The RBNZ (Reserve Bank of New Zealand) held its key interest rate, the OCR, unchanged at a record low 2.50% but signalled that a start on the path to neutral monetary policy is imminent:
As previously indicated, we expect to begin removing policy stimulus over the coming months, provided the economy continues to evolve as projected.
The increased wedge between the OCR and lending rates, as well as a steeply positive-sloped interest rate curve, is expected to make OCR increases more effective than in the past. Accordingly, these factors should reduce the extent to which the OCR will need to be increased relative to previous cycles.
On that note, it may well be that the new "neutral policy rate" i.e. the rate at which the OCR is neither expansionary or contractionary, ends up lower than usual - as alluded to in the last paragraph of the announcement.

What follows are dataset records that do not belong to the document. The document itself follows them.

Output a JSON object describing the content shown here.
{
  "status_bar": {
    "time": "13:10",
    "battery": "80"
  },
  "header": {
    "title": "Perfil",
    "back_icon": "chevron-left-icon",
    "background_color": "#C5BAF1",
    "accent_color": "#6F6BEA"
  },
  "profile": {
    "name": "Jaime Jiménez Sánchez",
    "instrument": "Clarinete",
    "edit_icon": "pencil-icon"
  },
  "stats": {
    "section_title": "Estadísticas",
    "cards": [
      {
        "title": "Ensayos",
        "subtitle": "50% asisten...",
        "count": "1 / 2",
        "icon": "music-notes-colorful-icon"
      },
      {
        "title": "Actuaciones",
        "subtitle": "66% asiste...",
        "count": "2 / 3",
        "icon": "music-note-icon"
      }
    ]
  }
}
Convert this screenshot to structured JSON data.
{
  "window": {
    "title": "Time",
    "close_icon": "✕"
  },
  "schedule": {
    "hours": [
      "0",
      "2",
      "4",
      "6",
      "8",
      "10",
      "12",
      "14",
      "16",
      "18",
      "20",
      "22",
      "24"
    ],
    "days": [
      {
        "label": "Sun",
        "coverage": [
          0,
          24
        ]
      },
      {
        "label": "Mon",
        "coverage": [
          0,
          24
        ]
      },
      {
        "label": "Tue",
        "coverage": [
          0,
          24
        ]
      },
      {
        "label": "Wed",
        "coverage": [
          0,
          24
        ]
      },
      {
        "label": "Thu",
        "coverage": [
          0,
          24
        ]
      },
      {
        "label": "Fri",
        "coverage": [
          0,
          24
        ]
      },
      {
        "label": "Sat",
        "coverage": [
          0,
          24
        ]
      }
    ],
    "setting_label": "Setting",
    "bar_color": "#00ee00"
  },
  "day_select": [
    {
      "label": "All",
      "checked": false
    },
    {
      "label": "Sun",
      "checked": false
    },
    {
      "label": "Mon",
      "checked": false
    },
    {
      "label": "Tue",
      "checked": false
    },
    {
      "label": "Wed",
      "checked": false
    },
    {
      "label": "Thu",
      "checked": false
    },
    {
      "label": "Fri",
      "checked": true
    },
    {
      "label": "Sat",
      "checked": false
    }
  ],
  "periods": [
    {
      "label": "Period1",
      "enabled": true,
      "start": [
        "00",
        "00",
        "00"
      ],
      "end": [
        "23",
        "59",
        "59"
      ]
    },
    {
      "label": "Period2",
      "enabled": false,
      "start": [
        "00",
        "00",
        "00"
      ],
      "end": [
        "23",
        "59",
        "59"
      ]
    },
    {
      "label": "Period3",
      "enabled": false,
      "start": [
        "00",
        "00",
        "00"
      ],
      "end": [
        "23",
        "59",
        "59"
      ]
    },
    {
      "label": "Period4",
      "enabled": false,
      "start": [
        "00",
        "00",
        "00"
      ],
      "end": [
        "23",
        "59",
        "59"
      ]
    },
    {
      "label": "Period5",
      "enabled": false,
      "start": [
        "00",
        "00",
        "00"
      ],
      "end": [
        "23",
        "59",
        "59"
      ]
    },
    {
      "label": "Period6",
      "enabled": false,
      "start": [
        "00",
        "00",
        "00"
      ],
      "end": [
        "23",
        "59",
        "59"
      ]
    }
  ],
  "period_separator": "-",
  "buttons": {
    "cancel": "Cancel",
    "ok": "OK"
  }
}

The RBNZ noted in their statement, as I have previously also noted, that the New Zealand economy is on the path to recovery, but that growth is set to remain subdued in the near term due to the depth of the recession, increase in unemployment, and trend for deleveraging:
Notwithstanding the impact of stronger than expected export earnings, New Zealand households remain cautious, with the housing market and household credit growth subdued. Similarly, business spending is weak and firms continue to reduce debt.
On balance, we continue to expect the New Zealand economy to recover in line with or slightly faster than our March Statement projection. Annual CPI inflation, which has been close to 2 percent for the past year, is expected to track within the target range over the medium term.
So New Zealand has turned the corner out of one of its worst recessions on record, in part aided by a recovery in exports driven by a strong recovery in the Asian economies, and a rebound in commodity prices; particularly the softs like milk prices.
In terms of the outlook it seems almost a certainty that the RBNZ will pull the trigger on the first increase in June (coinciding with the Monetary Policy Statement - a more comprehensive overview of monetary policy and the economy). A move in June is probably the right thing to do, the longer the RBNZ leaves an increase, the higher those increases will need to be. Australia left the recession before New Zealand did, and it set a good example for New Zealand to follow.
Overall the outlook for the New Zealand economy is, notwithstanding the various domestic and global risks, a continued - yet subdued - economic recovery.